4th Vice Mayor of Chicago
- In office 1988–1998
- Mayor: Eugene Sawyer Richard M. Daley
- Preceded by: David Orr
- Succeeded by: Bernard Stone

Member of the Chicago City Council from the 32nd ward
- In office March 12, 1969 – May 20, 1998
- Preceded by: Robert Sulski
- Succeeded by: Theodore Matlak

Personal details
- Born: November 20, 1938
- Died: April 8, 2026 (aged 87) Chicago, Illinois, U.S.
- Party: Democratic
- Spouse: Celeste
- Alma mater: Northern Illinois University (BS) Loyola University (MEd)
- Profession: Politician, teacher

= Terry Gabinski =

American politician (1938–2026)

Theris M. Gabinski (November 30, 1938 – April 8, 2026) was an American politician who served as a Chicago alderman representing the 32nd ward from 1969 to 1998 and as Democratic committeeman from the city's 32nd ward from 1988 to 2008.

==Life and career==
Gabinski earned a Bachelor of Science in chemistry from Northern Illinois University in 1962. He became a teacher at Ridgewood High School in suburban Norridge before becoming an aide to Congressman Dan Rostenkowski. Rostenowski later backed him for an appointment to Alderman for the 32nd ward after Robert Sulski became a judge on the Circuit Court of Cook County. He took office the same day as Edward M. Burke.
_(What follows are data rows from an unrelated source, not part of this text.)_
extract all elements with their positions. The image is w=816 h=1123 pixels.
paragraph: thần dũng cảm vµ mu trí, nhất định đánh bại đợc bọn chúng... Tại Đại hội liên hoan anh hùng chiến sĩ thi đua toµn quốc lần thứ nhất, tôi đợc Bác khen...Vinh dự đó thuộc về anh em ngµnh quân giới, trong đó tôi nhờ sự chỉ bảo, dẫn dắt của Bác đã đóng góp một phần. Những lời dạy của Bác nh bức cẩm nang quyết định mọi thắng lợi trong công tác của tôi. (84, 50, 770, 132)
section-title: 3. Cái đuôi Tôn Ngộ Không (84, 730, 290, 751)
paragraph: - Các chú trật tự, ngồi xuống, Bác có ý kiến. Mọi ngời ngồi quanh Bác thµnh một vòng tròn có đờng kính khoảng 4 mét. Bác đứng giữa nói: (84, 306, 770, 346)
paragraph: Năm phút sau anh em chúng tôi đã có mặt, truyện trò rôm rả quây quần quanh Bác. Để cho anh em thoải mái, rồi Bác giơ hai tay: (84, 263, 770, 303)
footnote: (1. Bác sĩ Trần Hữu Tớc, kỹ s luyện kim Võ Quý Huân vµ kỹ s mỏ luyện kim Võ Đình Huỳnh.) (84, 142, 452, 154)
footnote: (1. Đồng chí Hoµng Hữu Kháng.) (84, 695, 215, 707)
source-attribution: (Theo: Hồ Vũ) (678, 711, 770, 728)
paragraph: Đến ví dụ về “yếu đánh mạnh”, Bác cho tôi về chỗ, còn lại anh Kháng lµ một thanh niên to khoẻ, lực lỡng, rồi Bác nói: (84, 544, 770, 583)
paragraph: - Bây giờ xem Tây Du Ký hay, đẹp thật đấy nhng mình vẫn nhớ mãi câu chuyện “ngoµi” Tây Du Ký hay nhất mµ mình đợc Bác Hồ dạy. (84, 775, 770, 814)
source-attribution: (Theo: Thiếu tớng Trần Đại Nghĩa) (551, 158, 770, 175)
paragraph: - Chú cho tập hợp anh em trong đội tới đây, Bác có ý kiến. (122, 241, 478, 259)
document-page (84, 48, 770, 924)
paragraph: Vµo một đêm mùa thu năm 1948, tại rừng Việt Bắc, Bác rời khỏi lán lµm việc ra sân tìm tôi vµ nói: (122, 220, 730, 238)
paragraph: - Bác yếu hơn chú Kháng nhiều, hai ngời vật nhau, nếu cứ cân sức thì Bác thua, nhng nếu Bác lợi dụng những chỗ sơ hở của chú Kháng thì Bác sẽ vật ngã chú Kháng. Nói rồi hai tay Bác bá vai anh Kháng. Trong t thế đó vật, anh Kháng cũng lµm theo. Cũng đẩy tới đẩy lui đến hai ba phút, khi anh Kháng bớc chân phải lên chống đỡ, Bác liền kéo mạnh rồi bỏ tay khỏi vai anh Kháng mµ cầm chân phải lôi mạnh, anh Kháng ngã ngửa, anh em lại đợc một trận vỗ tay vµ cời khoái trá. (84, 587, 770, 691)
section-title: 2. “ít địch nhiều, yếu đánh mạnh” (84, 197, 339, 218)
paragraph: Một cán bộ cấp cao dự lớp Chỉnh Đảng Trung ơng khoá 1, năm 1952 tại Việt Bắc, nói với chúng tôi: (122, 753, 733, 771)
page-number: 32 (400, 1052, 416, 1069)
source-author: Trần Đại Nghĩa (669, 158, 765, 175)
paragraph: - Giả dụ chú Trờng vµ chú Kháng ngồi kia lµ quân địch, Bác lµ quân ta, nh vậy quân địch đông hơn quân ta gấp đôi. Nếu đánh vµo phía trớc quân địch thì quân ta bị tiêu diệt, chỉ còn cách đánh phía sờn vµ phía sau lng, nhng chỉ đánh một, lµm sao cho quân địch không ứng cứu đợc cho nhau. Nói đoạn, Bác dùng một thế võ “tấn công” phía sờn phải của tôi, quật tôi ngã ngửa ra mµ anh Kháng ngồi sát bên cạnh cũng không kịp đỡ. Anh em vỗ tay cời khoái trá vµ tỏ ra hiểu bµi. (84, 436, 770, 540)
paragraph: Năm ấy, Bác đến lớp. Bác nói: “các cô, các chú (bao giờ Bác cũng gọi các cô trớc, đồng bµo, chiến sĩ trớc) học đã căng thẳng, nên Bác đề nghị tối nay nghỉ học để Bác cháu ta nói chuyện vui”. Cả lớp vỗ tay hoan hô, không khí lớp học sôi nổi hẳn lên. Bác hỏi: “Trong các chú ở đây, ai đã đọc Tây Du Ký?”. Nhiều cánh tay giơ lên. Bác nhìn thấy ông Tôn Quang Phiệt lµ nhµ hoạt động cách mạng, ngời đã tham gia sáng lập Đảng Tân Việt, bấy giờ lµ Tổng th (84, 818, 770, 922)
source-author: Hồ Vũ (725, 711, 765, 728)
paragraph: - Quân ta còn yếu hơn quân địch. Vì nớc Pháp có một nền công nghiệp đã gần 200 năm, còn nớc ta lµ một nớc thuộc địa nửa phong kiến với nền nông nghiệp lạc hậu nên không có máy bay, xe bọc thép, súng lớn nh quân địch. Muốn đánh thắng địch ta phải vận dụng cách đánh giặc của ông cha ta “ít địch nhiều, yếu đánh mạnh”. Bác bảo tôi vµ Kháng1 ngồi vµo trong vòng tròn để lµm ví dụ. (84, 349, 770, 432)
During the Council Wars he sided with the all-white Edward Vrdolyak 29 in opposition to Mayor Harold Washington. In 1988, he was appointed Democratic Committeeman for the ward; succeeding his mentor Rostenkowski. In the 1987 election when Washington took a majority on the council, he defeated Washington-ally Emma Lozano Rico, the sister of labor activist Rudy Lozano, with 75% of the vote.

From 1988 until 1998, Gabinski was the city's Vice Mayor. Gabinski was elected Vice Mayor by the Chicago City Council after they voted to oust David Orr over his attempts to make reforms that would have held the council's committees more accountable for the budgets they manage.

He resigned from the council before the end of his eighth term and was succeeded by Theodore Matlak on May 20, 1998. In 2008, he stepped down as Democratic Committeeman allowing his almost opponent in 2004, John Fritchey, to run with token opposition.

Gabinski died in Chicago on April 8, 2026, at the age of 87.